Et mon cœur transparent remue les codes du polar à la française par le biais d’une atmosphère décalée, mêlant film noir et conte engagé. Une réussite.
Synopsis du film
Lancelot Rubinstein (Julien Boisselier) se laisse porter par un mariage monotone et un quotidien sans surprises, jusqu’au jour où il rencontre la belle Irina (Caterina Murino), avec laquelle il se met rapidement en couple. Tous deux partagent des jours heureux jusqu’au jour où Irina meurt dans des circonstances mystérieuses. Lancelot réalise alors peu à peu qu’il ignorait beaucoup de choses sur sa compagne…
Critique de Et mon cœur transparent
Avant de réaliser avec son frère Raphaël Et mon cœur transparent, son premier long métrage pour le cinéma, David Vital-Durand a tourné des clips (pour Brigitte Fontaine et Sinead O’Conor, notamment) et a participé (en 2013) au Cross Channel Film Lab, un laboratoire de recherche dont la vocation est de favoriser l’utilisation de technologies modernes (comme la 3D et les effets spéciaux) chez des films à petit et moyen budget.
Ce background se ressent dans l’esthétique stylisée et sophistiquée de Et mon cœur transparent, qui prend à rebours un certain réalisme à la française (n’y voir rien de péjoratif).

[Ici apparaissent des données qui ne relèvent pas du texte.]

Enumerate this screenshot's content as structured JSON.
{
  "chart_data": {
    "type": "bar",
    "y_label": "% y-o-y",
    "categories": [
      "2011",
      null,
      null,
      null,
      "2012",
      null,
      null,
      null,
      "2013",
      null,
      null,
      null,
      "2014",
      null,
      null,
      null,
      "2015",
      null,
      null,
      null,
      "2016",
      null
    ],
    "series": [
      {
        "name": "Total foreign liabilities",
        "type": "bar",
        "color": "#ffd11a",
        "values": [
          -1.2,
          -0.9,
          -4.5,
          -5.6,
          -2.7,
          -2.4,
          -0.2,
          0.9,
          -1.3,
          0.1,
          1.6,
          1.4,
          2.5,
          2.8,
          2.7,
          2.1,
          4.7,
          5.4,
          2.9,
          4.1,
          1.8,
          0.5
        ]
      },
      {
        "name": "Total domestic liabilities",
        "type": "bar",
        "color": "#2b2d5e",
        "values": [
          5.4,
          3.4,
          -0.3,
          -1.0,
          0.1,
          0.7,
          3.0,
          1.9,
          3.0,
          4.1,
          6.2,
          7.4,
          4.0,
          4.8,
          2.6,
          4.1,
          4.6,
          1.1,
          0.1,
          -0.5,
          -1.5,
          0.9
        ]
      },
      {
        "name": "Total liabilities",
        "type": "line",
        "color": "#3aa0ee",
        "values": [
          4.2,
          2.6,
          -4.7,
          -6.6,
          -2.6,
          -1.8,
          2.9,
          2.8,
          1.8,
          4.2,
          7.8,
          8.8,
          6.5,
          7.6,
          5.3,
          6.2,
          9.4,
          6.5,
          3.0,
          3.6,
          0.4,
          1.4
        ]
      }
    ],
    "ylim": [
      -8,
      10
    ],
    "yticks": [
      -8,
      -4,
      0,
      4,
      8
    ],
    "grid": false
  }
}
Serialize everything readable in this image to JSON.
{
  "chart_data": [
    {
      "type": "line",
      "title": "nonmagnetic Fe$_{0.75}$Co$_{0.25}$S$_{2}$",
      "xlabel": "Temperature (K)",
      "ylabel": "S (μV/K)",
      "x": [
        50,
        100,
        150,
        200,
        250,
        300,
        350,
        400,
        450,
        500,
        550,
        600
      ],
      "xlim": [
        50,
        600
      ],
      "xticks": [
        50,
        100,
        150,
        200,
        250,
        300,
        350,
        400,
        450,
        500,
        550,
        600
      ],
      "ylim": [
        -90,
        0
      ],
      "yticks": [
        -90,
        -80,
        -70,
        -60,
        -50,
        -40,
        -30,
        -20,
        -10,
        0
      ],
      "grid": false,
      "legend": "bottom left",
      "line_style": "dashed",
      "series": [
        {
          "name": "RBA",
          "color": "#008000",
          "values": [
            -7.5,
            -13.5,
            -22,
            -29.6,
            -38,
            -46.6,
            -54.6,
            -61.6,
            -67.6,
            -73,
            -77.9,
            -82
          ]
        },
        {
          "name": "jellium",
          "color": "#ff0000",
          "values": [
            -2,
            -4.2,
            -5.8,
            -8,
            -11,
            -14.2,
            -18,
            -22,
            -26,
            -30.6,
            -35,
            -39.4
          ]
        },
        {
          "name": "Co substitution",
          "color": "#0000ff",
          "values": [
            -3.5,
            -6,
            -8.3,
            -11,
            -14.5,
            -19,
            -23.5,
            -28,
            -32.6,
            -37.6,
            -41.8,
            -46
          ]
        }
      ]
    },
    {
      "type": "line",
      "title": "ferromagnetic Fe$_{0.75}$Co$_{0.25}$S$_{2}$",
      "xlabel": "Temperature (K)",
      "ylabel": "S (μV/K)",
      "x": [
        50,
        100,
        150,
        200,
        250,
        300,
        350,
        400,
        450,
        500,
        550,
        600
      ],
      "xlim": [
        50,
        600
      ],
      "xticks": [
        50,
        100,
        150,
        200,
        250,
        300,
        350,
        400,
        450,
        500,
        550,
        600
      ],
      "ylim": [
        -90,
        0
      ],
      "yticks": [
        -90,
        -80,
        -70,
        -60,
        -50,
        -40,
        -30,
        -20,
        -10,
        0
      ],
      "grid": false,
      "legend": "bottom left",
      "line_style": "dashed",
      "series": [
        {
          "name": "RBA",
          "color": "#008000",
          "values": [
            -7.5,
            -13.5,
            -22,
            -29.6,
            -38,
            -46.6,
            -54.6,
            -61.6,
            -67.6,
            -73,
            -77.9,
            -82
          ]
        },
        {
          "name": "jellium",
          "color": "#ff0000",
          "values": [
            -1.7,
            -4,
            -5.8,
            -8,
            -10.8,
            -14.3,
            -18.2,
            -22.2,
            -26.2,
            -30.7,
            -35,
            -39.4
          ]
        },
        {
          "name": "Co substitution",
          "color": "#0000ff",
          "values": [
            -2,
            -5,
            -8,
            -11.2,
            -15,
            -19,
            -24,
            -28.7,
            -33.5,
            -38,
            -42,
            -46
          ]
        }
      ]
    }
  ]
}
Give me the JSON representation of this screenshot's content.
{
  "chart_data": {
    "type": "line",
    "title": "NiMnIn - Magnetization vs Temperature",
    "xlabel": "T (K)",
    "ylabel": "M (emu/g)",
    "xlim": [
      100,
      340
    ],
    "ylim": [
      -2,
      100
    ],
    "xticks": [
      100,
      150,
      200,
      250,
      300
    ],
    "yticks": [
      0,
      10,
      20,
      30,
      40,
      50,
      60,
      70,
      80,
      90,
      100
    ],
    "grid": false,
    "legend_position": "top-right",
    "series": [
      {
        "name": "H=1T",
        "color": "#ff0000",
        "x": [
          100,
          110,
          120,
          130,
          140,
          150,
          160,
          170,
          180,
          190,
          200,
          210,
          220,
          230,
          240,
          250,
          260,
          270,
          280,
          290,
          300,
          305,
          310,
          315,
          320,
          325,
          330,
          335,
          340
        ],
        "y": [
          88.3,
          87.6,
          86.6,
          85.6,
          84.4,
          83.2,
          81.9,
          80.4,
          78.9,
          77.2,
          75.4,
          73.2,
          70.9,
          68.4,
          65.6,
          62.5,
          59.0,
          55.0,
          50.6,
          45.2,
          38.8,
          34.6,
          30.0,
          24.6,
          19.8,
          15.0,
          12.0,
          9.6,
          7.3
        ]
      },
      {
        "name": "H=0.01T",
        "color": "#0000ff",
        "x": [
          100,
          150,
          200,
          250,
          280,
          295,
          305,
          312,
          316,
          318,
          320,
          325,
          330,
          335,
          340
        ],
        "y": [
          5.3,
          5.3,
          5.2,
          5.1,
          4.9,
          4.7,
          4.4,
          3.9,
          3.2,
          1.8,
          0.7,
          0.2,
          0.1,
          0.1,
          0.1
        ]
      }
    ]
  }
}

Mais attention, si les effets de style au cinéma brassent parfois du vide, ils sont ici mis au service du récit ; un récit comparable à un tableau dont l’auteur se serait risqué à des alliages de couleurs singuliers, des perspectives déroutantes.
Le roman de Véronique Ovaldé sur lequel le film est basé (Et mon cœur transparent, publié en 2008) comprend aussi bien des motifs empruntés au hardboiled façon Raymond Chandler (le personnage campé par Caterina Murino évoque l’archétype de la séductrice mystérieuse qui hante les romans noirs) que l’univers plus onirique des contes, auquel le prénom du héros (Lancelot, interprété par Julien Boisselier) renvoie directement. Tout cela est intégré à un récit souvent drôle, toujours alerte, dans le fond très simple mais qui est construit et filmé d’une manière inventive, si bien qu’on éprouve rapidement l’agréable sensation de fouler un terrain nouveau, distinct de celui vers lequel nous guident la majeure partie des polars français.
C’est que l’on sent ici un parfum de liberté que ces derniers n’exhalent qu’assez rarement, sauf par exemple chez des auteurs comme Guillaume Nicloux (Le Poulpe, avec lequel Et mon cœur transparent partage d’ailleurs un regard critique sur les milieux d’argent). Cette singularité risque malheureusement de se retourner contre Et mon cœur transparent, commercialement parlant – mais elle justifie que l’on défende ce film intrigant et engagé, ainsi que la démarche artistique sincère et originale dont il témoigne.
Bande-annonce
Et mon cœur transparent séduit par son audace formelle et une liberté de ton que les réalisateurs manient avec un mélange de fantaisie et de rigueur. Si l'on ajoute à ces qualités une belle galerie de comédiens et une bande originale efficace (d'Erwan Coïc), on en conclura qu'on tient là un premier film prometteur, dont on espère que l'originalité assumée ne rebutera pas un cinéma français peu friand des contre-allées.